I was thinking maybe submerging all the gear in a water for a prolonged period of time, not sure how long ticks can live without air.

I use Deet to keep the ticks off. Which also happens to damage plastics.

Thoughts?

edit: quick googling says ticks can live under water 2-3 days 
How Long Do Ticks Survive Under Water? - LymeNet Europe


----------



## TheGweed (Jan 30, 2010)

Is putting it in the dryer one time going to be that bad?


----------



## norcom (Feb 22, 2007)

TheGweed said:


> Is putting it in the dryer one time going to be that bad?


One time? No.

But I wash my gear after each ride and every ride has a potential of a tick I miss. That's why I'm looking for a better alternative way, if there even is one.

So far I don't see anything other than soaking it in some kind of strong poison and that sounds worse than the dryer.


----------



## Rocky Mtn (Jan 19, 2014)

Is putting the shorts in the freezer for a period of time an option?

For the record, I dry my cycling gear most of the time in a front load dryer, and I'd say I have no issues


----------



## Fleas (Jan 19, 2006)

Won't the ticks just jump off when you remove the clothing? There's nothing there for them. Just hang them outside for awhile.

-F


----------



## norcom (Feb 22, 2007)

Freezing sounds like an option though they do live through the winter. So it might take a few days. I think I'll just stick to dryer roasting them. Clothing longevity isn't worth being not able to ride because of ticks.


----------



## wschruba (Apr 13, 2012)

Spray your clothes with permethrin. Effective doses to paralyze biting insects are so low as to be harmless to nearly anyone that is reasonably healthy.

Once it dries on your clothing (it is intended to be sprayed on and allowed to dry), it will usually last several washes. You should not spray it directly on you, of course...


----------



## Lone Rager (Dec 13, 2013)

I've been putting my stuff in the dryer regularly for years and it really hasn't had an effect on it. I use medium temps. Modern synthetics, including the elastics, are pretty tolerant of heat. We had a warm spell a couple of weeks ago, I put my kit in the dryer and found 4 ticks in the lint trap afterward. Anyway, it aint a fashion show. Your riding stuff is there to cover and protect you and it will be subject to wear and tear in the process, including de-ticking in the dryer. 

You can treat your stuff with permethrin, which will last through a good number of washings. It's a better repellent for ticks than is DEET, though permethrin is not approved for application to human skin.


----------



## rijndael (Sep 19, 2016)

Lone Rager said:


> I've been putting my stuff in the dryer regularly for years and it really hasn't had an effect on it.


It has destroyed, in a short time, a number of my Craft bibs and a Gore jacket.


----------



## *OneSpeed* (Oct 18, 2013)

wschruba said:


> Spray your clothes with permethrin.





Lone Rager said:


> You can treat your stuff with permethrin, which will last through a good number of washings.
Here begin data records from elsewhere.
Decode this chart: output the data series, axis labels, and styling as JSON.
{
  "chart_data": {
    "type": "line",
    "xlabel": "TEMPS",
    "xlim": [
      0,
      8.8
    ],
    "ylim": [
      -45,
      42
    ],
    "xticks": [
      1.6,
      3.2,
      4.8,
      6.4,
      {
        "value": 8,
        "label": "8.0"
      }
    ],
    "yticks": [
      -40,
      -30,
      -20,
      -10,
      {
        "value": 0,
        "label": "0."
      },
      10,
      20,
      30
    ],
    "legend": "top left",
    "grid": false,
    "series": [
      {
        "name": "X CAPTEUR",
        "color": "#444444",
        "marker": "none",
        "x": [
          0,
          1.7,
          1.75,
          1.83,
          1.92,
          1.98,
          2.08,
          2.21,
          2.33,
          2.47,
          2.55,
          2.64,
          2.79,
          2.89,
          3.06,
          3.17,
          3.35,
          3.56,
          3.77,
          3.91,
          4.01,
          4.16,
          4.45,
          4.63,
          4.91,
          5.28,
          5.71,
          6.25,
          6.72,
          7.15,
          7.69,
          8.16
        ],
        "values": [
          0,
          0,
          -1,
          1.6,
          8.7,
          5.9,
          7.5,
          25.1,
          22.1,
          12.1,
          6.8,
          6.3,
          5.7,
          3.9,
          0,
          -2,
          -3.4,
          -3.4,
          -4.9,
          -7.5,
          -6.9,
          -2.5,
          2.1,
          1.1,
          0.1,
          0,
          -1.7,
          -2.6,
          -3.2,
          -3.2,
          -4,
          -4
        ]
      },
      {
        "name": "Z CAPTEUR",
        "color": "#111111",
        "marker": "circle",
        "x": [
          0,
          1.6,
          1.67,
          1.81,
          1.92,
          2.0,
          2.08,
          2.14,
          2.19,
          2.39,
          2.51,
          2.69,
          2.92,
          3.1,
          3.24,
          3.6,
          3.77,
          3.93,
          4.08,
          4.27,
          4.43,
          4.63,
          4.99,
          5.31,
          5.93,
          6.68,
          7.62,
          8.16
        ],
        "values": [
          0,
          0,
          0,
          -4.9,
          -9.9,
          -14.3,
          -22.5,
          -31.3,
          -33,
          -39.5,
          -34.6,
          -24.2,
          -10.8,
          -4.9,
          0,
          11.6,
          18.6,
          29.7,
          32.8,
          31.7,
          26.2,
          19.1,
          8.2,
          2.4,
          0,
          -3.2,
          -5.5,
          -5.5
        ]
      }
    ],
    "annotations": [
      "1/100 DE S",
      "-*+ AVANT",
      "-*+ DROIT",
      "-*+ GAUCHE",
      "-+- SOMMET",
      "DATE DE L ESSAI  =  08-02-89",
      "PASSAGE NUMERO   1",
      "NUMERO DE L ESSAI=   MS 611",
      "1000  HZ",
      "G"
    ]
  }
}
It's a better repellent for ticks than is DEET, though permethrin is not approved for application to human skin.


^ Permethrin. spray a couple times a year. i do almost all of my clothing, but focus on the lower extremities. shoes, socks, and shorts.


----------



## Mr Pig (Jun 25, 2008)

norcom said:


> Freezing sounds like an option though they do live through the winter.


I'm not sure of the lifecycle but I think they lay eggs in the ground which hatch as the weather warms up. The adult ticks cannot survive freezing temperatures.
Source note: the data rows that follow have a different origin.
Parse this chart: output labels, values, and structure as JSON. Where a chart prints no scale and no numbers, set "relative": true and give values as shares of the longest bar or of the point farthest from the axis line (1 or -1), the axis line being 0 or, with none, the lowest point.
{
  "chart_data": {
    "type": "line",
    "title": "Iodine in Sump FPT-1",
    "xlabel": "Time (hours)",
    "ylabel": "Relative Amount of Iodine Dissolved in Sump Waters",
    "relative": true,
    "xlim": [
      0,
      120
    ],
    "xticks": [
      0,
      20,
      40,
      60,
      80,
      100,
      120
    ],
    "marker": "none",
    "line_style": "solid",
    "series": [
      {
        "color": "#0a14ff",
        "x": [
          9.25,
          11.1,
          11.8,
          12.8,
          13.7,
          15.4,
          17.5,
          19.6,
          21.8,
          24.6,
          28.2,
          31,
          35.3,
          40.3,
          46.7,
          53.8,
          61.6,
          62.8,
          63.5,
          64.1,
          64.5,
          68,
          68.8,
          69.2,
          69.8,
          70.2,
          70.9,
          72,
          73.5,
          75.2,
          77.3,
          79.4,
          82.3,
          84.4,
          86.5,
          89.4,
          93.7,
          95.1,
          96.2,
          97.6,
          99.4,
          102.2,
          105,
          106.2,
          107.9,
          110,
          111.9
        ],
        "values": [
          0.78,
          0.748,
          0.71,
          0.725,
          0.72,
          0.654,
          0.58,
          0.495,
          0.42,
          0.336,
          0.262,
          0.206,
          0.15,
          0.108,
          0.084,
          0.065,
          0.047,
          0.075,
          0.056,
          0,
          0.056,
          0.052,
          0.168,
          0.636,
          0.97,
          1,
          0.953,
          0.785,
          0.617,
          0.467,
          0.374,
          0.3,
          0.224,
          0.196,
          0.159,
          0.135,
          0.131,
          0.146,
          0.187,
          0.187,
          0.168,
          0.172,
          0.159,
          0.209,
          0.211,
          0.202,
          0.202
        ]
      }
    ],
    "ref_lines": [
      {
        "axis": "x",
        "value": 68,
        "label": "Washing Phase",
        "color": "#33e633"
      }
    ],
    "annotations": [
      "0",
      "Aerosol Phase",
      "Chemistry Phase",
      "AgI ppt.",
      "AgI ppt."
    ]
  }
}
Some insect repellents will happily attack plastics and synthetics. I ruined a Specialised helmet that way. Sprayed insect repellant on it, dissolved the polystyrene.


----------



## Lone Rager (Dec 13, 2013)

rijndael said:


> It has destroyed, in a short time, a number of my Craft bibs and a Gore jacket.


Bummer. My Assos bibs and Rapha jacket have held up well so far. Perhaps your dryer is too hot or something?


----------



## rijndael (Sep 19, 2016)

In my case, I think it has more to do with the makeup of the fabric. I have some Pearl Izumi bibs that seem to do OK. But, items with rubber leg grippers, are the first to feel the effects from the heat.
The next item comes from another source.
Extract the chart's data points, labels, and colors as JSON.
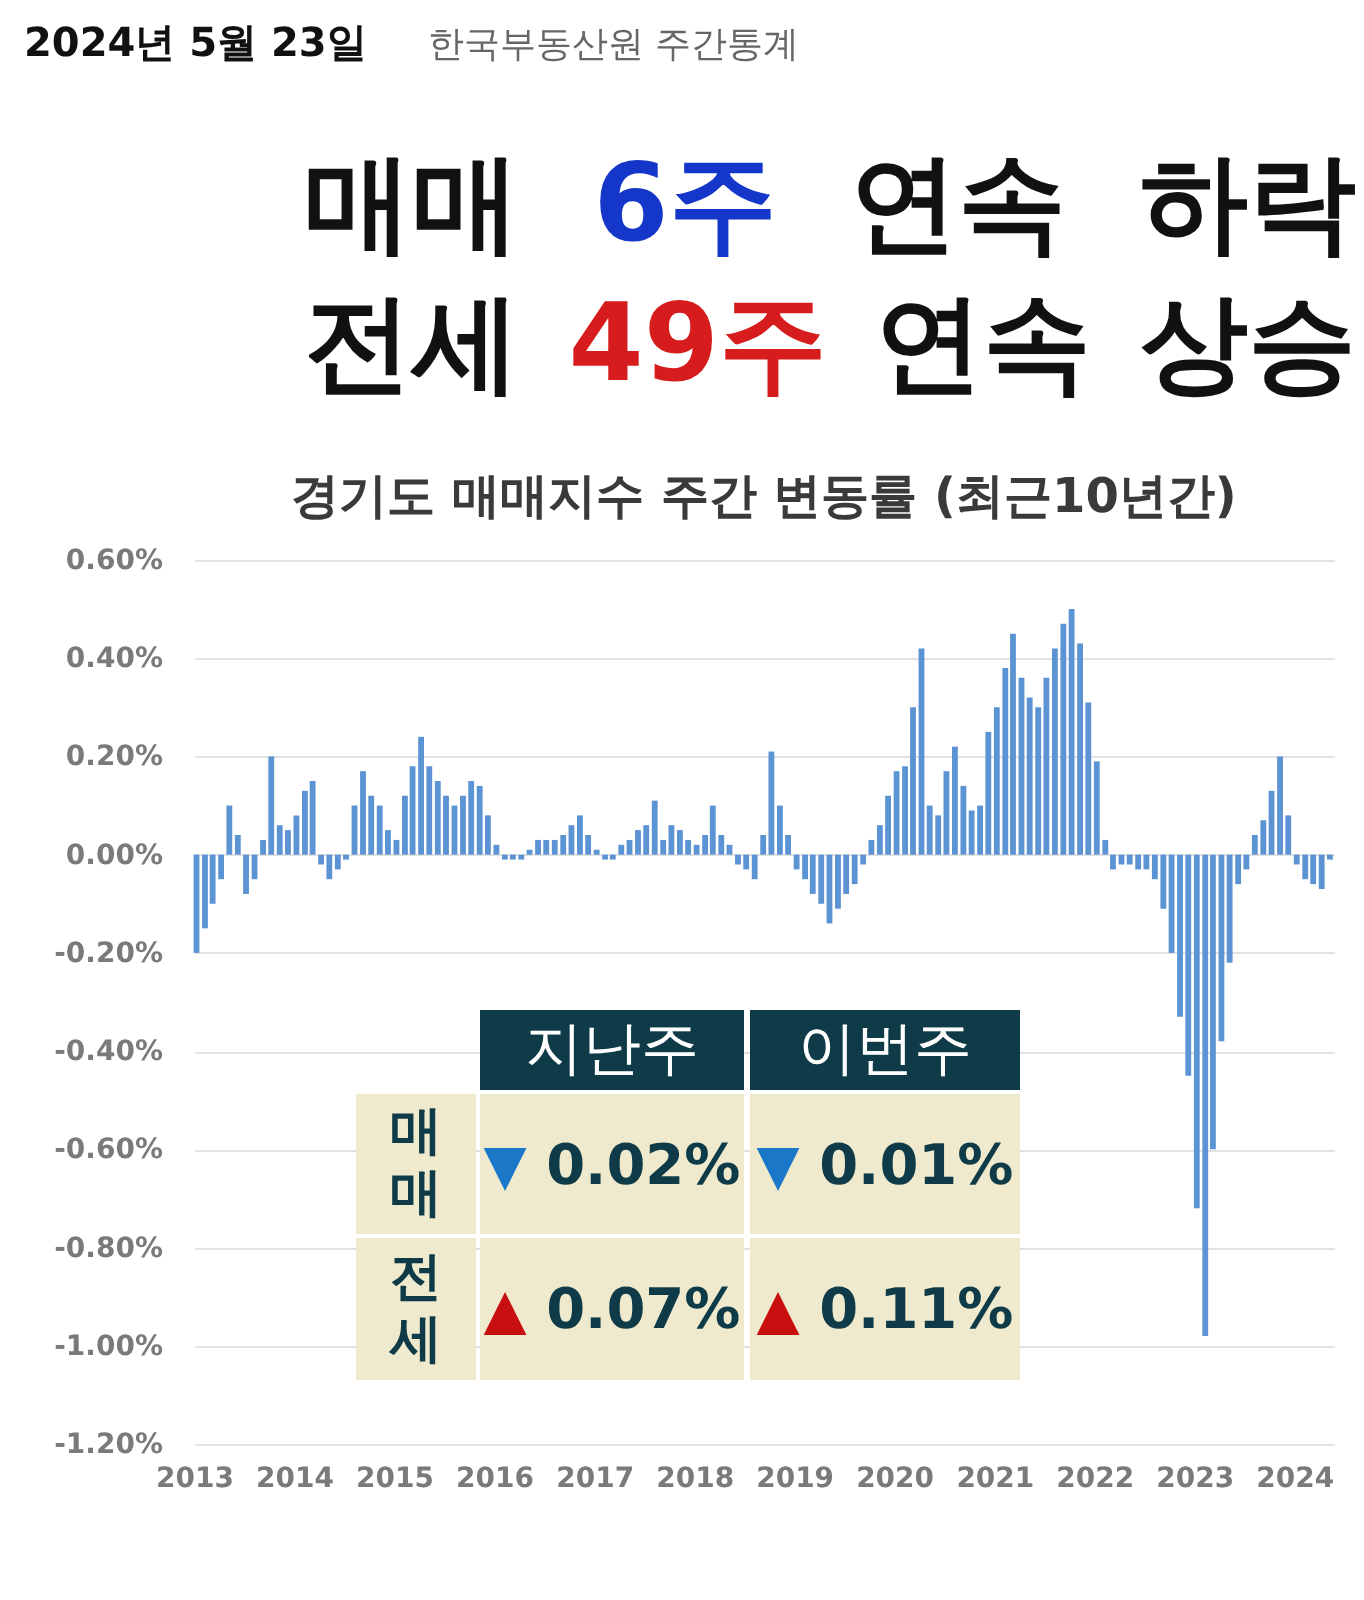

Now, I just hang dry everything. If I use the extra spin in the washer, they come out mostly dry.


----------



## norcom (Feb 22, 2007)

Lone Rager said:


> Bummer. My Assos bibs and Rapha jacket have held up well so far. Perhaps your dryer is too hot or something?


Some of the articles I read say that you need a lot of heat to kill the ticks, others say that it's the lack of moisture's what does it. Drying on high has a better chance of killing them for sure.

I just checked and all my riding gear has a crossed out clothes dryer picture on them. No ironing and some other stuff. Pretty much hand wash only.

I ordered a bunch of permethrin, the concentrated stuff.  I'll dilute it and put it on the extremities, mostly socks and my knee/elbow pads that I started wearing recently. Recovering from anything takes longer these days and I hate downtime. I hate all this crap trying to minimize the downtime but I guess you can't win everything.


----------



## CrozCountry (Mar 18, 2011)

What about the wash cycle? Do the ticks drown? Can they survive swimming in your average laundry detergent? They usually contain pretty strong detergents.


----------



## rijndael (Sep 19, 2016)

FWIW: Hot water will ruin the reflective material on Castelli clothing. I ruined a Mortirolo Reflex within the first few washes.


----------



## sdm74 (Jan 27, 2013)

I pick them off one at a time and slowly torture them with my blade!!!


----------